O golpe que houve, realmente houve. Essa substituição da Dilma. E olha qeu eu acho que já devia estar na hora mesmo, talvez dela mesmo, se demitir.
Ela aí porque não foi um bom governo. Realmente não foi um bom governo. Mas ela foi derrubada por um golpe parlamentar.
Só que o que mais mexeu com a consciência das classes dirigentes. E também a consciência reflete nas castas da classe média, até em gente pobre, gente clara. Foi esse lugar de domínio que foi abalado.
Mais do que eu a crise econômica. O país podia estar na miséria. O que realmente mexeu na cabeça de cada um foi o fato de não se achar empregada.
Tão fácil quanto se achava antes. E não se achava mesmo. Eu vi várias vezes esses discursos.
Ah, não podemos mais achar empregado porque é o bolsa família dá para não trabalhar. 130 reais, 150 reais a uma família isso mexeu com as pessoas. Porque alterou o lugar , alterou o lugar.
Quando se altera o lugar. Você pensa, as vezes, o que mais lhe ofende é se alguém viesse e lhe xingasse. Falasse mal de você.
Somente ser desagradável também. Mas pior que tudo isso é o empurrão. É um empurrão.
Você está no espaço e cara te tirar daquele espaço. Empurrando, não ser nem batendo. Porque o espaço é seu onde você está ancorado.
A identidade. O eu sou é também o espaço. Eu estou.
Estou aqui. Eu sou eu que estou aqui. E essa posição do cada macaco no seu galho foi abalada, foi ferida.

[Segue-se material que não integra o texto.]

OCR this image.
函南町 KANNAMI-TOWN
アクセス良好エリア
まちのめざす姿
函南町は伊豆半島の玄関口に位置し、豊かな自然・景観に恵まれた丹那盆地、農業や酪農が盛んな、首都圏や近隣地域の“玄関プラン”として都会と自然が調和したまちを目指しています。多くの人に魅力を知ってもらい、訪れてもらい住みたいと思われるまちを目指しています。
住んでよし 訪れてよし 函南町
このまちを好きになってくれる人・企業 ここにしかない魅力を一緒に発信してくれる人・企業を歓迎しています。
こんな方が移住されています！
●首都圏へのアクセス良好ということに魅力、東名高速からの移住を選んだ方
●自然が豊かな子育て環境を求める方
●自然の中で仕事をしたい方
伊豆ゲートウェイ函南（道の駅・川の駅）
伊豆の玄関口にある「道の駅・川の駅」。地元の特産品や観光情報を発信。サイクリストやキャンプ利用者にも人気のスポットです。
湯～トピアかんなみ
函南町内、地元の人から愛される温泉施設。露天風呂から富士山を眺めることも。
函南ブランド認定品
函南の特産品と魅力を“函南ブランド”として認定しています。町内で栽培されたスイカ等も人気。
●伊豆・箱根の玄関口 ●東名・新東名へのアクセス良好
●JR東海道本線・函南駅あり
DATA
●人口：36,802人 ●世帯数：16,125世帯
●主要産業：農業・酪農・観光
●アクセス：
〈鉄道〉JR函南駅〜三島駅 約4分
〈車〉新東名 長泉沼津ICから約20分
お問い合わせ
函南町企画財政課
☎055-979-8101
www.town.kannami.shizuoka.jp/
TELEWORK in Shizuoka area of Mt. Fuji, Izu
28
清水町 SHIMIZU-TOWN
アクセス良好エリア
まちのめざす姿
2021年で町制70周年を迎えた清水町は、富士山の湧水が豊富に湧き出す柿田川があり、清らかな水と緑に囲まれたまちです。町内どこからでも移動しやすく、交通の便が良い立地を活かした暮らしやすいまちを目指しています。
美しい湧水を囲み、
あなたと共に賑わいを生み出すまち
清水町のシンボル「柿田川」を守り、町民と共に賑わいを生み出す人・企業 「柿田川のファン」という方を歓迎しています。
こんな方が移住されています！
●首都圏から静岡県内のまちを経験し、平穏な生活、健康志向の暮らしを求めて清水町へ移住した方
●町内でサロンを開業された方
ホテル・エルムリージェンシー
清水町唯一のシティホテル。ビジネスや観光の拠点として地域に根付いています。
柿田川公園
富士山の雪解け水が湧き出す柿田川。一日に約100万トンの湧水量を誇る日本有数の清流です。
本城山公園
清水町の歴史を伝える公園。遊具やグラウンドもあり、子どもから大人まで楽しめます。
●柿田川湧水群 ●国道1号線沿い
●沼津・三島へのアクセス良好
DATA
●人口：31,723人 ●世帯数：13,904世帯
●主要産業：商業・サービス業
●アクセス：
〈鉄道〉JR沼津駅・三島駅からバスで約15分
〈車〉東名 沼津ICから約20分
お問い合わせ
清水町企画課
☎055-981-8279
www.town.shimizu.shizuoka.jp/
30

E a consciência de quem domina mesmo sendo pobre. Mesmo sendo branco fudido, não tendo dinheiro mas tem a consciência de que domina porque é branco. Isso foi abalado e isso aí foi um ódio.
Propagação de um ódio que tá ocorrendo até hoje na sociedade brasileira É ódio que está aí e ódio, você diria que foi pela crise? Não, foi por pouco. Foi pelo abalo que teve a lógica do cada macaco no seu galho.
Essa lógica foi abalada e foi abalada no governo Lula. Se você me perguntar mas Lula é esse anti racista eu não acredito. Não acredito mas esse é o problema, às vezes, a fala que se dá.
E o que se cria no espaço você não controla mais quando sai da boca. Ela pertence a Exu. Não pertence mais a quem falou.
E foi no governo lula que se deu. Quer dizer, pra ser honesto começou fracamente o final do governo do Fernando Henrique. Mas o governo Lula instituiu.
A Dilma continuou mas também sem muito entusiasmo. Nenhum entusiasmo. Mas agora ninguém segura mais.
Ninguém segura mais. Temer nenhum. Aécio nenhum.
Vai haver uma retração das políticas, mas isso já tava, como eu disse, entra na cabeça das pessoas. Já tá na cabeça de todo mundo. Não dá mais pra voltar atrás.